New research in the Journal of Clinical Psychology indicates that political discussions are common during psychotherapy sessions in the United States, and could possibly improve the relationship between a mental health professional and his or her client.
“In the past 2 years, many clinicians and researchers have described the significant and often unexpectedly overwhelming effects of the current political climate on their own and their patients’ experiences and in‐session discussions,” the authors of the study explained.
“The current study is the first to empirically examine the effects of the Trump administration on in‐session processes from the therapists’ perspective.”
The researchers surveyed 268 psychotherapists regarding the impact of the current political climate on the therapeutic process.
Most of the therapists, 77%, voted for Clinton, while 9% voted for Trump and 14% voted for other candidates. Similarly, 62% of the therapists identified as Democrat, 7% as Republican, 23% as Independent, 4% as other, 3% indicated no political preference, and 1% did not respond.
The researchers found that 87% of therapists reported that they had spoken to their patients about politics in the previous 3 weeks. Therapists who believed their patients mostly shared their views were more likely to speak to them about politics.
“In contrast to traditional views implying self‐disclosure can be harmful to the therapeutic process, we found that therapists who reported they explicitly discussed their political view with patients and who experienced such discussions positively, were likely to report higher alliance quality,” the researchers said.

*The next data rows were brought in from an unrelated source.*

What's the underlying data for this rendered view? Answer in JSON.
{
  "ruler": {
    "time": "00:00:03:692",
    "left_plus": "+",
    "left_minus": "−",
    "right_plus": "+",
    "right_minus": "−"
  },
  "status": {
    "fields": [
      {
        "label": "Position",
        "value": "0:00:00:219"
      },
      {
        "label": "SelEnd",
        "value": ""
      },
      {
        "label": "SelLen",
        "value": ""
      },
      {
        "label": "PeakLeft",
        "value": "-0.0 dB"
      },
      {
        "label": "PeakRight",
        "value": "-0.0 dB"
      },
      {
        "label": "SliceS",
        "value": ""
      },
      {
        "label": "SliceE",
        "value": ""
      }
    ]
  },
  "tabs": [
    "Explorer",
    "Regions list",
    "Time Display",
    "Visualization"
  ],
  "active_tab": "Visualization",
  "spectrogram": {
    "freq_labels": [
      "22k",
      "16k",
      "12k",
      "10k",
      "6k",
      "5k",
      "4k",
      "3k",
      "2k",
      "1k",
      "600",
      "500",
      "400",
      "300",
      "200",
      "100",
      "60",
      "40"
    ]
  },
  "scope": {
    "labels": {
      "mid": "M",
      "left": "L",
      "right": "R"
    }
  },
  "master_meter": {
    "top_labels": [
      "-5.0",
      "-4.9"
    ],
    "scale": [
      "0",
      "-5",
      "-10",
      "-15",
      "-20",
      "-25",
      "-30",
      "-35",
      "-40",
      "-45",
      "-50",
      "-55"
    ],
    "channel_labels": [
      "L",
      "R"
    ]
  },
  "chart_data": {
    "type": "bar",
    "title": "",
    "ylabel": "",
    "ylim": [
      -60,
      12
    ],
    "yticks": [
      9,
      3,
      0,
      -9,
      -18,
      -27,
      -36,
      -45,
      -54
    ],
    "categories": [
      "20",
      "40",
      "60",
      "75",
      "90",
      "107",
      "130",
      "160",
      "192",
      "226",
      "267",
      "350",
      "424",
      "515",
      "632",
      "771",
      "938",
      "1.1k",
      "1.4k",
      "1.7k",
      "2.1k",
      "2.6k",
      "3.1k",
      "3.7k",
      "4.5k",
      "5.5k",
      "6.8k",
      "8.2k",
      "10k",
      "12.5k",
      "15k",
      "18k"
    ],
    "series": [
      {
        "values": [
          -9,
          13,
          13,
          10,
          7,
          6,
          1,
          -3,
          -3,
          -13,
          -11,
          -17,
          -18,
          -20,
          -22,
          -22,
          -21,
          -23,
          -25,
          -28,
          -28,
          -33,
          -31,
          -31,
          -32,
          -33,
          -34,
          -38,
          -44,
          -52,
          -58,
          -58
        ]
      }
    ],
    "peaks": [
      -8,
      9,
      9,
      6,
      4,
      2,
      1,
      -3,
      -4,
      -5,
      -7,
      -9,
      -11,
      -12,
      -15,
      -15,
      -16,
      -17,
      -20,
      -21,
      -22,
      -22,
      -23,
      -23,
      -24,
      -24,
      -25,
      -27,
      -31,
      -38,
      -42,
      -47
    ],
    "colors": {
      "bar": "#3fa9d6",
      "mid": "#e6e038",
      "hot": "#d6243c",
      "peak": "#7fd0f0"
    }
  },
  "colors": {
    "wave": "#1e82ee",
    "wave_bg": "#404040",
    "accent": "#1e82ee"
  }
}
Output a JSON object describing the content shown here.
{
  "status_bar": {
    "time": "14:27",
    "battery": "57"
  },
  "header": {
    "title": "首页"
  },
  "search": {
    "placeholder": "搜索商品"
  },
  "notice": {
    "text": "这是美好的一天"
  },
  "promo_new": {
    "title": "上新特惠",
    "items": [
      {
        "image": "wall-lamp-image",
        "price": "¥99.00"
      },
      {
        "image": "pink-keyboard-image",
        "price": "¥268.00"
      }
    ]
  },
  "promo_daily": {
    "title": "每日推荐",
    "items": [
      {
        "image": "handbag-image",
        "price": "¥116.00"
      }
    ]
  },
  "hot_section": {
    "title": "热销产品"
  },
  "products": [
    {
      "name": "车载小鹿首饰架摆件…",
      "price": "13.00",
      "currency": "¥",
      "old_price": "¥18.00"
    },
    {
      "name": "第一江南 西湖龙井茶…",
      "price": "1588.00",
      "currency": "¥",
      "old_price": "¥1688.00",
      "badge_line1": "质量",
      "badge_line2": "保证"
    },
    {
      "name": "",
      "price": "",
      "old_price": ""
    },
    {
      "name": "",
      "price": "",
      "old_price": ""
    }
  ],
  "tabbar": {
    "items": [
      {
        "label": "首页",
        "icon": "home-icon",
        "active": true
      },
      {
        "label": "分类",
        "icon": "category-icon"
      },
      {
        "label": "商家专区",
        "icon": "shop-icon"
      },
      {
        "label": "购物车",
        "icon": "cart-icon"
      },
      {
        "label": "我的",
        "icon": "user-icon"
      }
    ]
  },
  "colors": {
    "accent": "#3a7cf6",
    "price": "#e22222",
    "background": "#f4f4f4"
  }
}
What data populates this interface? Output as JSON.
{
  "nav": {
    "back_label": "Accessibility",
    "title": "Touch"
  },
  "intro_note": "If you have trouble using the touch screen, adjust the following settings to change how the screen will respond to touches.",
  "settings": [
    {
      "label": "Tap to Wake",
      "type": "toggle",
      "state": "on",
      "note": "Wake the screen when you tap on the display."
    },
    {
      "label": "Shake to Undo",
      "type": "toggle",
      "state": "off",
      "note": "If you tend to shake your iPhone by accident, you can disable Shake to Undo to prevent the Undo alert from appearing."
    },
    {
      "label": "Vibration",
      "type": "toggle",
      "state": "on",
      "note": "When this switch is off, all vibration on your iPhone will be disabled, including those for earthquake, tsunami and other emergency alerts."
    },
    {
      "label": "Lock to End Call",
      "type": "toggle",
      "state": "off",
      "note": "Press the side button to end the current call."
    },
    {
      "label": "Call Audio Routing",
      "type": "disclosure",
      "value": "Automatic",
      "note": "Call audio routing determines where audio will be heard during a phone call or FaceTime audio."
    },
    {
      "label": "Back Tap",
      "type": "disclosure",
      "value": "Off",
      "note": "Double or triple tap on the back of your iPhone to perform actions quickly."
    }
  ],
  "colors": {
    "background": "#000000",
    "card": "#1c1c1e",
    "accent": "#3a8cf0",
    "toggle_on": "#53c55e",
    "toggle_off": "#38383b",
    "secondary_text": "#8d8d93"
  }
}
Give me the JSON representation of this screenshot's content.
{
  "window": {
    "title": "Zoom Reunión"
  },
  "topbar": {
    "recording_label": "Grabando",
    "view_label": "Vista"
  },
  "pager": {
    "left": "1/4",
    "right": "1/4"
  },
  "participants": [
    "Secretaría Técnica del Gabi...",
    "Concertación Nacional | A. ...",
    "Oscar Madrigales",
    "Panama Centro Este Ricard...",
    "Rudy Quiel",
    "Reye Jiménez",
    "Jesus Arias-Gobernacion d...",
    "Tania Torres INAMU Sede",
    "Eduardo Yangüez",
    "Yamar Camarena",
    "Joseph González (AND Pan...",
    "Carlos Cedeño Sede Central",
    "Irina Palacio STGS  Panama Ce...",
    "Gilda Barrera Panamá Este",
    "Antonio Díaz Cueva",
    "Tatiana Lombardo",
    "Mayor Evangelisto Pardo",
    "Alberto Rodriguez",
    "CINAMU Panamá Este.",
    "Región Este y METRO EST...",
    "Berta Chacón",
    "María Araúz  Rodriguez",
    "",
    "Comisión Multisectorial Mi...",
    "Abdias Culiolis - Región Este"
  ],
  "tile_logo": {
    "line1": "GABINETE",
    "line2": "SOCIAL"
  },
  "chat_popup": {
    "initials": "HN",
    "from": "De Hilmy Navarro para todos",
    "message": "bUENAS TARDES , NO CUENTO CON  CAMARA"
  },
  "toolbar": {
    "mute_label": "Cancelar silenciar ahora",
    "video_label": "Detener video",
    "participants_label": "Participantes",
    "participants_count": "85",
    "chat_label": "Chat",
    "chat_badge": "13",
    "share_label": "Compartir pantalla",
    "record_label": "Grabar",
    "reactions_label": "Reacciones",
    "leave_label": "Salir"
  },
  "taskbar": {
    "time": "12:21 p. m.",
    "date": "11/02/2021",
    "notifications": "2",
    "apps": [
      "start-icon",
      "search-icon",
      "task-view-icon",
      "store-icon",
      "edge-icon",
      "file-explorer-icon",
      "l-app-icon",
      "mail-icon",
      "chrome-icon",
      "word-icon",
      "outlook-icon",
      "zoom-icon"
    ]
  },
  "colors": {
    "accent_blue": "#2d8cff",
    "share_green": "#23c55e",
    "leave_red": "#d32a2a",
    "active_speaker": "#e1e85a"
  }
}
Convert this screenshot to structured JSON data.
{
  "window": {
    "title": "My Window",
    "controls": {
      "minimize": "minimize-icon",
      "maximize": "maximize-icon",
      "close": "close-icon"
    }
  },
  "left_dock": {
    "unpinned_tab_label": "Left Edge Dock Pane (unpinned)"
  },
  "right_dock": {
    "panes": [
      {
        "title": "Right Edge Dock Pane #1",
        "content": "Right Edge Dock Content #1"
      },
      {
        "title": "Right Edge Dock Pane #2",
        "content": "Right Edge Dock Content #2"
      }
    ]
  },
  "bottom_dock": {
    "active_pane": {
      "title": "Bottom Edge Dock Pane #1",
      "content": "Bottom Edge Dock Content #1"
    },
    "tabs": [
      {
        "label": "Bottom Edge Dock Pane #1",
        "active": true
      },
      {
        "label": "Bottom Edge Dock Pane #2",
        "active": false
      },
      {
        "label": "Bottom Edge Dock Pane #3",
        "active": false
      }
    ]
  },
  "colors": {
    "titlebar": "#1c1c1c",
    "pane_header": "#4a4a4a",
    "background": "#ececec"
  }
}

Therapists who voted for Clinton reported significant increases in political discussions with their patients and increases in patients’ expression of negative emotions. “In contrast, therapists who self‐identified as Trump supporters reported no such trends. However, the lack of effects in the Trump supporter sample may be due to small sample size,” the researchers said.
Many of the findings are reflected in a previous study, which surveyed 604 psychotherapy patients. In that study, 70% of Clinton supporters and 66% of Trump supporters reported that they had spoken about politics with their therapist. Almost half of the sample said they would like to speak about politics more often in their sessions.
Pro-Clinton patients also reported an increase in discussions about political topics such as checks and balances, immigration policy and women’s issues. Pro-Trump patients, on the other hand, reported no significant changes in discussions of these topics during therapy.
The results “highlight the importance of discussing therapist–patient political divergence/convergence, not only in the therapy room, but also as part of training and supervision,” the researchers said.
“Our findings also suggest that many therapists may be deeply affected by the current political climate, and thus may need support and guidance from peers and supervisors in navigating the complexities of political discussions and self‐disclosure in the therapeutic space.”
The study, “Conducting psychotherapy in the Trump era: Therapists’ perspectives on political self‐disclosure, the therapeutic alliance, and politics in the therapy room“, was authored by Nili Solomonov and Jacques P. Barber.